Flexible parental leave plans to give working families a boost
Parental leave is to be reformed to make it easier for women to share childcare responsibilities with their partners, under proposals recently released by the Government. From 2015, once a mother has taken two weeks' maternity leave, the remaining 50 weeks can be shared flexibly with her partner. The plans allow them to take the leave in turns, in blocks or together, but for no more than 12 months in total and with no more than 9 months at statutory pay.
Parents will be asked to be as 'open' as possible about their intentions and give employers 'proper notice' so that the administrative burden can be minimised.
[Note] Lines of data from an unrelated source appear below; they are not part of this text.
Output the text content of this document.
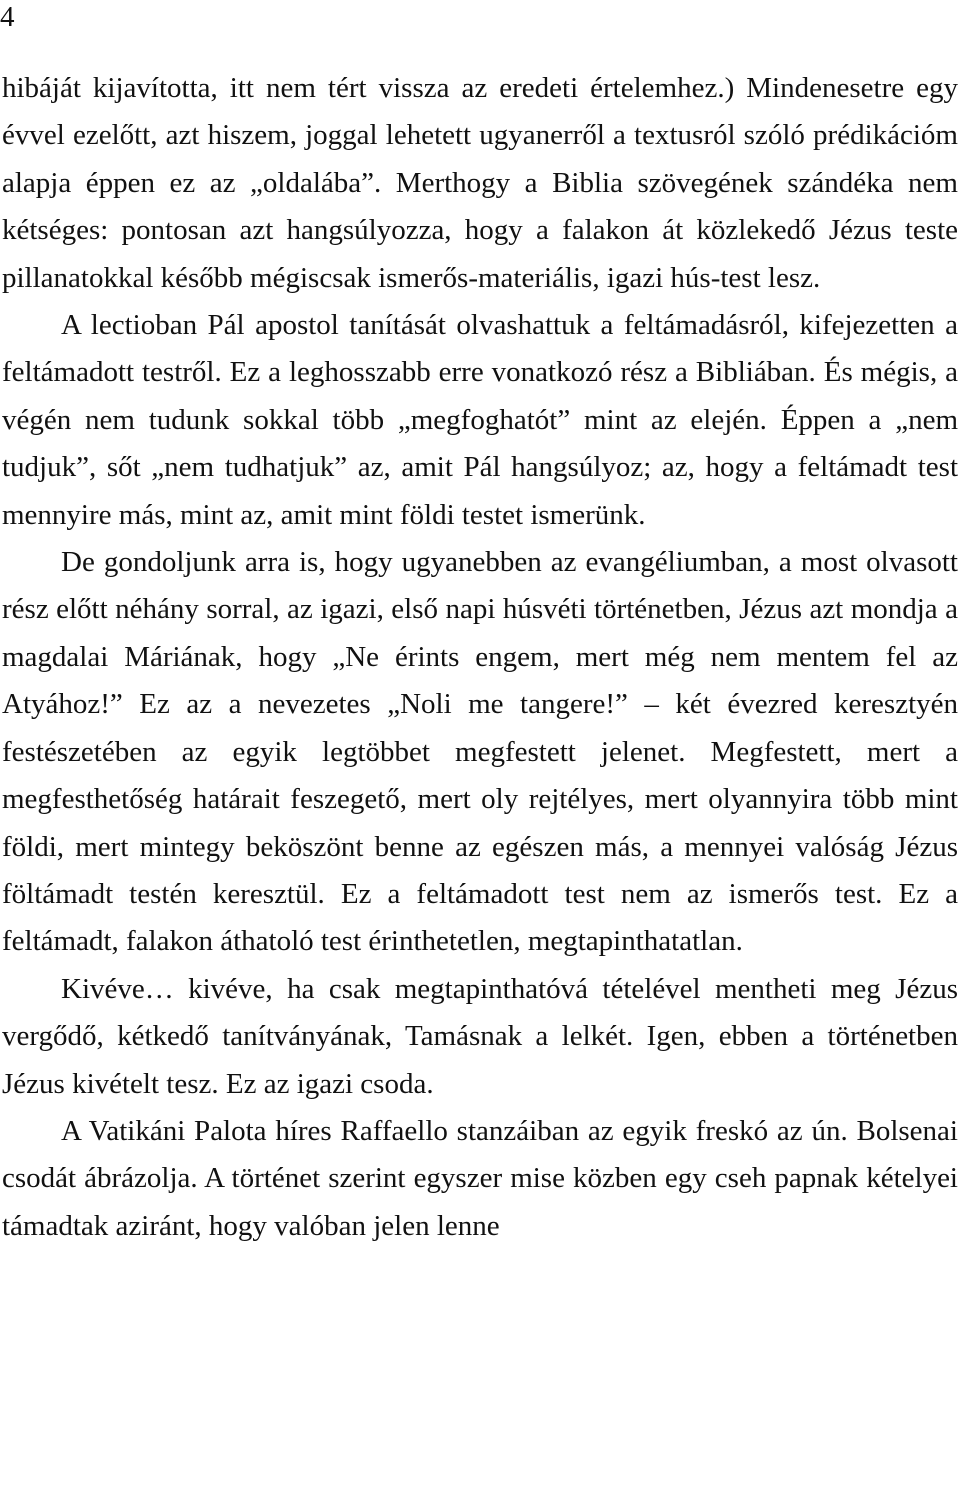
4

hibáját kijavította, itt nem tért vissza az eredeti értelemhez.) Mindenesetre egy évvel ezelőtt, azt hiszem, joggal lehetett ugyanerről a textusról szóló prédikációm alapja éppen ez az „oldalába”. Merthogy a Biblia szövegének szándéka nem kétséges: pontosan azt hangsúlyozza, hogy a falakon át közlekedő Jézus teste pillanatokkal később mégiscsak ismerős-materiális, igazi hús-test lesz.

A lectioban Pál apostol tanítását olvashattuk a feltámadásról, kifejezetten a feltámadott testről. Ez a leghosszabb erre vonatkozó rész a Bibliában. És mégis, a végén nem tudunk sokkal több „megfoghatót” mint az elején. Éppen a „nem tudjuk”, sőt „nem tudhatjuk” az, amit Pál hangsúlyoz; az, hogy a feltámadt test mennyire más, mint az, amit mint földi testet ismerünk.

De gondoljunk arra is, hogy ugyanebben az evangéliumban, a most olvasott rész előtt néhány sorral, az igazi, első napi húsvéti történetben, Jézus azt mondja a magdalai Máriának, hogy „Ne érints engem, mert még nem mentem fel az Atyához!” Ez az a nevezetes „Noli me tangere!” – két évezred keresztyén festészetében az egyik legtöbbet megfestett jelenet. Megfestett, mert a megfesthetőség határait feszegető, mert oly rejtélyes, mert olyannyira több mint földi, mert mintegy beköszönt benne az egészen más, a mennyei valóság Jézus föltámadt testén keresztül. Ez a feltámadott test nem az ismerős test. Ez a feltámadt, falakon áthatoló test érinthetetlen, megtapinthatatlan.

Kivéve… kivéve, ha csak megtapinthatóvá tételével mentheti meg Jézus vergődő, kétkedő tanítványának, Tamásnak a lelkét. Igen, ebben a történetben Jézus kivételt tesz. Ez az igazi csoda.

A Vatikáni Palota híres Raffaello stanzáiban az egyik freskó az ún. Bolsenai csodát ábrázolja. A történet szerint egyszer mise közben egy cseh papnak kételyei támadtak aziránt, hogy valóban jelen lenne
Other changes include the right for men to take unpaid leave to attend two antenatal appointments. But earlier plans to increase paternity leave from two weeks have been postponed until 2018 for further review, following concerns from business leaders that it would be too much of a burden in the present economic climate.
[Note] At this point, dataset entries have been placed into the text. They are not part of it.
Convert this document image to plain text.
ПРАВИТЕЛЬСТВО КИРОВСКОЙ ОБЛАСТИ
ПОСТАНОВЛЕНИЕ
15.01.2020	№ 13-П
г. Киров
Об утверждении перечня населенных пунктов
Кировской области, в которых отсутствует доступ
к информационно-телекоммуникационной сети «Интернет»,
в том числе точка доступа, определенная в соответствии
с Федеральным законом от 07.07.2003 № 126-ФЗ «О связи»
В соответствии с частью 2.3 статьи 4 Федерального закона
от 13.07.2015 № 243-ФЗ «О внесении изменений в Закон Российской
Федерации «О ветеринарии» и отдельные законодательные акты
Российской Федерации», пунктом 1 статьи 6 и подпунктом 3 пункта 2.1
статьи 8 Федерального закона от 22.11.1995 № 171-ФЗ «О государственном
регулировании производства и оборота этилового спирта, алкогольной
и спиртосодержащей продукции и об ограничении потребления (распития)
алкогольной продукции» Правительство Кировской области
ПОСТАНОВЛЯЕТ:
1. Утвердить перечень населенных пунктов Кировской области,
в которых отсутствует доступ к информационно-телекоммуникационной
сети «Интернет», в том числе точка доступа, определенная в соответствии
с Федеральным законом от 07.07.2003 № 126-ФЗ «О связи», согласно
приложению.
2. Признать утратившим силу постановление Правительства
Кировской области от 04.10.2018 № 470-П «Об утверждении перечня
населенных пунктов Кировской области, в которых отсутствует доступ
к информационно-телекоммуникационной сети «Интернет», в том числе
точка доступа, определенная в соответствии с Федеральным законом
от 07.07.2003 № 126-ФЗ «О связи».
The current system gives partners the option of taking 26 weeks of additional leave, but 20 weeks after the child's birth and only once the mother has returned to work within her maternity leave period. Government research found that 40 per cent of fathers couldn't afford to take any paternity leave at all.
Commentators have said that the introduction of flexible parental leave could encourage a cultural change and shift perceptions about women's relationship to the workplace and men's to childcare. It was suggested that this may help redress longstanding problems of the gender pay gap and the lack of women in senior executive roles. Others pointed to the benefits of flexible working in how it helps employers 'attract, retain and motivate a more diverse workforce'.